Je vais vous dire un secret : pas d'attentes ne veut pas dire pas de rêves. Ca veut dire garder ses rêves à leur place, ne pas fonder la suite de sa vie sur des espoirs.
Bien sûr, il m'arrive (prenons là un air détaché, nonchalant, qui ne trompe personne) de rêver qu'il se pose la question de ma place dans sa vie. C'est un rêve terrible parce qu'il dit quelque chose de douloureux. Déjà questionner, même un fragment de seconde, ce qu'on a construit et qui nous rend heureux et regarder en face l'idée que tout ceci n'est peut-être plus complètement suffisant n'est pas anodin. Rares sont ceux qui ont le courage de remettre en cause un grand morceau de leur vie, à supposer que la question leur semble valoir d'être posée.
Il dit aussi qu'il n'y a pas de chemin qui ne fasse souffrir personne. Il n'y a pas de happy endings fabuleux sans ombre au tableau, il n'y a pas de joie sans douleur.
Il raconte, enfin, la peur ; se lancer dans le vide, puis quoi ? Et si on s'est trompé ? Si on fout tout en l'air pour un truc qui ne tient pas ses promesses ?
Je ne suis pas sûre, quand je rêve comme ça, d'avoir la place la plus difficile de l'histoire.

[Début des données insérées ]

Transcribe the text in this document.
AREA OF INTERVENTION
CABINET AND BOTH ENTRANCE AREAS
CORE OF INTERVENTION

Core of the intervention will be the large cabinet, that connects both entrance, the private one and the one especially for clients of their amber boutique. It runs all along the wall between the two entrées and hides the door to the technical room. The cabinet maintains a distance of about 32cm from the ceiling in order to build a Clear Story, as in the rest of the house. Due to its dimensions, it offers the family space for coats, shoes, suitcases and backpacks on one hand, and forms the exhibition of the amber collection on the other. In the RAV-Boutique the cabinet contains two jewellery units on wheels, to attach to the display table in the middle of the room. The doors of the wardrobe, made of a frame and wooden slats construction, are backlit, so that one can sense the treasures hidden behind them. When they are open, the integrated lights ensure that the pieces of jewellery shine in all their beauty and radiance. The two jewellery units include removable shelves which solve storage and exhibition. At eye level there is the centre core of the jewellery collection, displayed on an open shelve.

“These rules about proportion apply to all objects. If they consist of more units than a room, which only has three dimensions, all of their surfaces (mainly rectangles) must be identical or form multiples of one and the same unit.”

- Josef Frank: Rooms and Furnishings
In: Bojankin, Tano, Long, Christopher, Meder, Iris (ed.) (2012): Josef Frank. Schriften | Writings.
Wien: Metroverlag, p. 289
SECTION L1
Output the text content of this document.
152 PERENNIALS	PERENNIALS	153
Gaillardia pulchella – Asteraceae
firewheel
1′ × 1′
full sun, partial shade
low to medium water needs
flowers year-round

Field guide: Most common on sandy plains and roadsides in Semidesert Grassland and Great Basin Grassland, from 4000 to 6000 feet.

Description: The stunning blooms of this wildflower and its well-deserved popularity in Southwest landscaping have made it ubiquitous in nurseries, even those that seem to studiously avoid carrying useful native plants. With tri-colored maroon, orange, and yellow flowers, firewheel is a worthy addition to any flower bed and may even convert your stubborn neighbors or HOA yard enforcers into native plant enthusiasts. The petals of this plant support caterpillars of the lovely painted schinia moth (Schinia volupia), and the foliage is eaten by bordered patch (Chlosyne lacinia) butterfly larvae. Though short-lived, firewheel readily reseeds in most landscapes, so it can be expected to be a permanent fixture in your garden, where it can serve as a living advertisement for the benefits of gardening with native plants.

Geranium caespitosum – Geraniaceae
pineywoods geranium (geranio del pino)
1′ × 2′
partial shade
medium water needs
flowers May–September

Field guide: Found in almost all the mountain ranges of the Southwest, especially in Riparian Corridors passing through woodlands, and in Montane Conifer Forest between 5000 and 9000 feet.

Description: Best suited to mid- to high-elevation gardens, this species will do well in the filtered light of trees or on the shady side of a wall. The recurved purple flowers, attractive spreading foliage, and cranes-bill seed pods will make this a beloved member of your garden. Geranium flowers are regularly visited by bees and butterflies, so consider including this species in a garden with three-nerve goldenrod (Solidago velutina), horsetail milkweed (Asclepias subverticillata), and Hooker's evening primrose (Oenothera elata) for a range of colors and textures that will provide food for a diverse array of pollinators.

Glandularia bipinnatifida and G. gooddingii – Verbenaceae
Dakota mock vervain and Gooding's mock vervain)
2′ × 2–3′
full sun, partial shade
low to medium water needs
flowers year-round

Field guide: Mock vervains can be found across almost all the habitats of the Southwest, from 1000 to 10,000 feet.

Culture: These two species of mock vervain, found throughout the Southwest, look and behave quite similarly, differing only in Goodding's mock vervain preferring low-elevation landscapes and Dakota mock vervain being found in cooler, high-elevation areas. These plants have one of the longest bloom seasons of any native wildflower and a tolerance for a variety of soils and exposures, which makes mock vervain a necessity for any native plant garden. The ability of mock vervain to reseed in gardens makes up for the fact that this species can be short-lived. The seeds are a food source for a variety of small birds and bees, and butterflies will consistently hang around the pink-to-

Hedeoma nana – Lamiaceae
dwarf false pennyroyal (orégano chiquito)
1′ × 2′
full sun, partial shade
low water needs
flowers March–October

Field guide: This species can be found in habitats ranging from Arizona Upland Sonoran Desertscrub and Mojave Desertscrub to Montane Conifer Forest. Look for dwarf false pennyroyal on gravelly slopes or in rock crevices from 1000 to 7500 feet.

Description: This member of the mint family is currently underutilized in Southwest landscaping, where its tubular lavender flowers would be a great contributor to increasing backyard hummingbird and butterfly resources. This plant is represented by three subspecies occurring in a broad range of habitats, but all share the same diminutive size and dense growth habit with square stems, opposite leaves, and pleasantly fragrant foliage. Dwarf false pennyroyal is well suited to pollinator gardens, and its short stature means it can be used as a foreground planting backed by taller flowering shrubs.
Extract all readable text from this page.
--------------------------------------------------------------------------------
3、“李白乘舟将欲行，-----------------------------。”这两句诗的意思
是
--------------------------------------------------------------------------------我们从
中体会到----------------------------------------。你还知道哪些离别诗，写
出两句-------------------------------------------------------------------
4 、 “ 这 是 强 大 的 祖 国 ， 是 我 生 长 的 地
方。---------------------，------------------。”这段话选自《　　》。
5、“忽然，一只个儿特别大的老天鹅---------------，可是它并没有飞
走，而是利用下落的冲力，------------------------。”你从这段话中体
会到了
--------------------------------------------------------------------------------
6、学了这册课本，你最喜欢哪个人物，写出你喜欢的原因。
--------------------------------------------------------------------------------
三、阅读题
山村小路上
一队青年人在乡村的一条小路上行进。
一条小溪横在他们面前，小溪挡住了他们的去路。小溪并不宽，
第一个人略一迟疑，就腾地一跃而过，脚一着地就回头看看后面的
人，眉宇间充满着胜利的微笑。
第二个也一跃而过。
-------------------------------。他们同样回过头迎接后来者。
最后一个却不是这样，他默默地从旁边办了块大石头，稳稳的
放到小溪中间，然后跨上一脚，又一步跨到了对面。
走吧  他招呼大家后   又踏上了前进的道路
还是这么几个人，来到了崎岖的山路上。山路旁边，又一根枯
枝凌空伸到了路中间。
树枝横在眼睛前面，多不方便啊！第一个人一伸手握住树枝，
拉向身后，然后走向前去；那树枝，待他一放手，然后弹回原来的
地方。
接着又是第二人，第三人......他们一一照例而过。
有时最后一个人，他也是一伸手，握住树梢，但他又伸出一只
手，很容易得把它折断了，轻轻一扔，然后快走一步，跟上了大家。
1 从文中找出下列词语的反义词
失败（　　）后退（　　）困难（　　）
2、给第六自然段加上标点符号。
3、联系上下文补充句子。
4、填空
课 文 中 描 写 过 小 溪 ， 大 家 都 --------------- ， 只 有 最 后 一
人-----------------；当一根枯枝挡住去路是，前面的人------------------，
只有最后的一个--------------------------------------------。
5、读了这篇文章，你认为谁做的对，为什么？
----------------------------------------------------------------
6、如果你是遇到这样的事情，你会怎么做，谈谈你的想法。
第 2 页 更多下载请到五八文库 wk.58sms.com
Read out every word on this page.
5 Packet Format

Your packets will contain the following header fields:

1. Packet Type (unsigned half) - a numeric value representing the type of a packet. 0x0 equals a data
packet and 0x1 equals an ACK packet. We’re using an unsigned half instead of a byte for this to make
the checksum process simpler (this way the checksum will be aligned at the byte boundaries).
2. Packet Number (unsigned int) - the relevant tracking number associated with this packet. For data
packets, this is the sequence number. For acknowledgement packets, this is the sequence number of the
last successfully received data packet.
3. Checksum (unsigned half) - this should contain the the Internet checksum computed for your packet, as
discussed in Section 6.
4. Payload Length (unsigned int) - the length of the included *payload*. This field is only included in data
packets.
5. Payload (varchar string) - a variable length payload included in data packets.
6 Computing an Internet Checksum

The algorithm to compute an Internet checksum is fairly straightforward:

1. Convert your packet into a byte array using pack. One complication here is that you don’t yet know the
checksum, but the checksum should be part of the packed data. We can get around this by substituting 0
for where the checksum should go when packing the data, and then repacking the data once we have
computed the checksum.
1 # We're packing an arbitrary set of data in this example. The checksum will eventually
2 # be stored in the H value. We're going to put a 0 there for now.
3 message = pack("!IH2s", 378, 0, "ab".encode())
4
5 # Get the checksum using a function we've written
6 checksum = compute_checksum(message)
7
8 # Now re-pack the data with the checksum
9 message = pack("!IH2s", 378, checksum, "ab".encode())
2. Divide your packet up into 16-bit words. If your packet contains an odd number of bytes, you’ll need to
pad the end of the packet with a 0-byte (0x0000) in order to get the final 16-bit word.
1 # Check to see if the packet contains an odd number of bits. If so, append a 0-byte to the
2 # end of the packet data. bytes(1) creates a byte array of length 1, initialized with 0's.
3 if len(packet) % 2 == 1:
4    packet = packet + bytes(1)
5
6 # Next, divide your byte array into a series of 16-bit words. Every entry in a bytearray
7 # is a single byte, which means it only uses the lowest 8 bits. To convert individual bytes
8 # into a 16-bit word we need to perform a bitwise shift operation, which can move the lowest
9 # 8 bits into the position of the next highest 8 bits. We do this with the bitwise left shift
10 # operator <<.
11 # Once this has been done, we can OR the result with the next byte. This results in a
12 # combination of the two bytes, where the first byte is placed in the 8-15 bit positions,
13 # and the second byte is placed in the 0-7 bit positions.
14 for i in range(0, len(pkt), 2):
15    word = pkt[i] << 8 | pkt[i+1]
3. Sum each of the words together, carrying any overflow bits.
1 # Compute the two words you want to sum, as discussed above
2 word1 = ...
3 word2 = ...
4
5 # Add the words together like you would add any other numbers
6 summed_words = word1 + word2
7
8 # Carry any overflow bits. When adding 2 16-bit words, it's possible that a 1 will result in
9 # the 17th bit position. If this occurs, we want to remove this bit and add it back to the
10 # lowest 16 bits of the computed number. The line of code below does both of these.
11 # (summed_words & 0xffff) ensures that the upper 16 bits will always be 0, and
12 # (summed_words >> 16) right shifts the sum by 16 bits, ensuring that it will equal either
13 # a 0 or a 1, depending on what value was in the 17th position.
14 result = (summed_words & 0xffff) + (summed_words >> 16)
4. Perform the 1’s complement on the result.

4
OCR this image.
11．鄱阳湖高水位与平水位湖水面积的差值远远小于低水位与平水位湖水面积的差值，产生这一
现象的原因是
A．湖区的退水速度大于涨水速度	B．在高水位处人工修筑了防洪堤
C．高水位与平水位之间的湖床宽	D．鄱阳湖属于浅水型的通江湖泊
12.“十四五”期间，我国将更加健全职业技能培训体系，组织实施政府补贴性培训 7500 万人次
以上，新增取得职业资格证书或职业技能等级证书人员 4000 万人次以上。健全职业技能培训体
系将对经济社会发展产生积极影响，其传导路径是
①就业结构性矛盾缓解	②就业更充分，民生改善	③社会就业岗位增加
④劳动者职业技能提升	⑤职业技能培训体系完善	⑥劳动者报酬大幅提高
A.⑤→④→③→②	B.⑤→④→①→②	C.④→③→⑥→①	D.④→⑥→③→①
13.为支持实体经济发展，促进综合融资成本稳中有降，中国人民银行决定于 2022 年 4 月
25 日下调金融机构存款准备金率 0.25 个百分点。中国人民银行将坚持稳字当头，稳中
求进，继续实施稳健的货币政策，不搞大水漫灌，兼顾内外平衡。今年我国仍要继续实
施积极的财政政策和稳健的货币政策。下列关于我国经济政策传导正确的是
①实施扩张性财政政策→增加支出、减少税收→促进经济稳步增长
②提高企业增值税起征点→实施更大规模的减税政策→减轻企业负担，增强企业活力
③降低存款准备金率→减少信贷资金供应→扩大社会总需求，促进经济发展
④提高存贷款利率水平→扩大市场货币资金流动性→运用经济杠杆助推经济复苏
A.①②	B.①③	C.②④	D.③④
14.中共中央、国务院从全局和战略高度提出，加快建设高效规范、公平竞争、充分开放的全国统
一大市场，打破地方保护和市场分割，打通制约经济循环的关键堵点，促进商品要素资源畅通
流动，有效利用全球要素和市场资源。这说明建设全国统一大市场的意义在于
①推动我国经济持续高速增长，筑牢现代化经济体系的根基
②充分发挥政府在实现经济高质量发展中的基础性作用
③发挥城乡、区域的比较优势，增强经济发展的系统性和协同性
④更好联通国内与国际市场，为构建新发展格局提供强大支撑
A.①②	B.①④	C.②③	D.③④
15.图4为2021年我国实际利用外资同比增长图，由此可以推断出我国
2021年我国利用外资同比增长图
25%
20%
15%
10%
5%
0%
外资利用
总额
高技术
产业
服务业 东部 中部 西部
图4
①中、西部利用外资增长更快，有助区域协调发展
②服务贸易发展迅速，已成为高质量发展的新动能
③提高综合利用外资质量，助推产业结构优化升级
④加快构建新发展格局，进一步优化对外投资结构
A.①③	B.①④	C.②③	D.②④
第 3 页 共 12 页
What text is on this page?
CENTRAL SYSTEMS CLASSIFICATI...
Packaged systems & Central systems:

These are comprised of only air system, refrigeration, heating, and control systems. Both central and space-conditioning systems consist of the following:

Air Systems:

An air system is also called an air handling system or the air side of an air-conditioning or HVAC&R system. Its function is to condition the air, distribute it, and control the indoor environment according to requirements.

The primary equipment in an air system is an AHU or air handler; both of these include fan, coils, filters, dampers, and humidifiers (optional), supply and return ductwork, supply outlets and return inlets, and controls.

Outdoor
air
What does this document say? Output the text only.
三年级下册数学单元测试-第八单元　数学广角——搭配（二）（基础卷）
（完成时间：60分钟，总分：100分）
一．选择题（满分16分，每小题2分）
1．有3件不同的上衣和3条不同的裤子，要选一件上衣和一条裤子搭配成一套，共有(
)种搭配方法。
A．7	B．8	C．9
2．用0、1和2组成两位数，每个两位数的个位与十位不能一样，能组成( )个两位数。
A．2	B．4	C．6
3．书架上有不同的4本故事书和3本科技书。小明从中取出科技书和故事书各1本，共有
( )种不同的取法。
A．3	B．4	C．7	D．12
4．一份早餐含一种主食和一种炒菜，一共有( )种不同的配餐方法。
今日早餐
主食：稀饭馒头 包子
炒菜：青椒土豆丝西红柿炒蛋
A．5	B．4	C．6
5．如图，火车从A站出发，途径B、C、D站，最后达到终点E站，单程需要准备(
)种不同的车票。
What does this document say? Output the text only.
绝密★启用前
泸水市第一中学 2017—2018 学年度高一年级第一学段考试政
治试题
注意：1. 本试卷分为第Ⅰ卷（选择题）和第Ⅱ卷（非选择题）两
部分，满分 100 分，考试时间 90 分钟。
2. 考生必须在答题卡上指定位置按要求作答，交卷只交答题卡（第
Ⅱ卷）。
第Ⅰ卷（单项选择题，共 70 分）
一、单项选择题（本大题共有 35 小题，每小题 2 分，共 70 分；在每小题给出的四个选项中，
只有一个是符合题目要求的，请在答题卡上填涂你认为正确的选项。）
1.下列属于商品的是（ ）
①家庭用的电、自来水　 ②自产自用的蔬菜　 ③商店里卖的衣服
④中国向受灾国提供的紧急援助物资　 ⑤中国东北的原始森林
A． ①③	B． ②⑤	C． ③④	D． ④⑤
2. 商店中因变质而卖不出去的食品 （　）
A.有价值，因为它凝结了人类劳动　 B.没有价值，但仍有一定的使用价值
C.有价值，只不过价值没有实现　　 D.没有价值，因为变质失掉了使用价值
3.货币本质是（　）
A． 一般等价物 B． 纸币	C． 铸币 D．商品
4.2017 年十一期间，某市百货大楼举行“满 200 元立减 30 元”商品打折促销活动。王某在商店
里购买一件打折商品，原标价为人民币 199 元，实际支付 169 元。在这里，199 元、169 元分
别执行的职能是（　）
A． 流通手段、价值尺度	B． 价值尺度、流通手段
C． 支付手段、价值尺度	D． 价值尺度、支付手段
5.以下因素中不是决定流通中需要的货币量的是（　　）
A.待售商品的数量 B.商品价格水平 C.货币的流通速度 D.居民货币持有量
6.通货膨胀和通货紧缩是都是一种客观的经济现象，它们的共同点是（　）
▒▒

J'en ai vécu de ces phases de questionnements. De ces déchirements où on sait qu'on ne trouvera la paix que dans l'acceptation de n'avoir pas été la personne qu'on veut être. Je me suis dit : "ok je reste, mais c'est une trahison de moi à moi". Je me suis dit "ok, je pars. Et j'apprends à vivre avec la douleur que j'ai infligée".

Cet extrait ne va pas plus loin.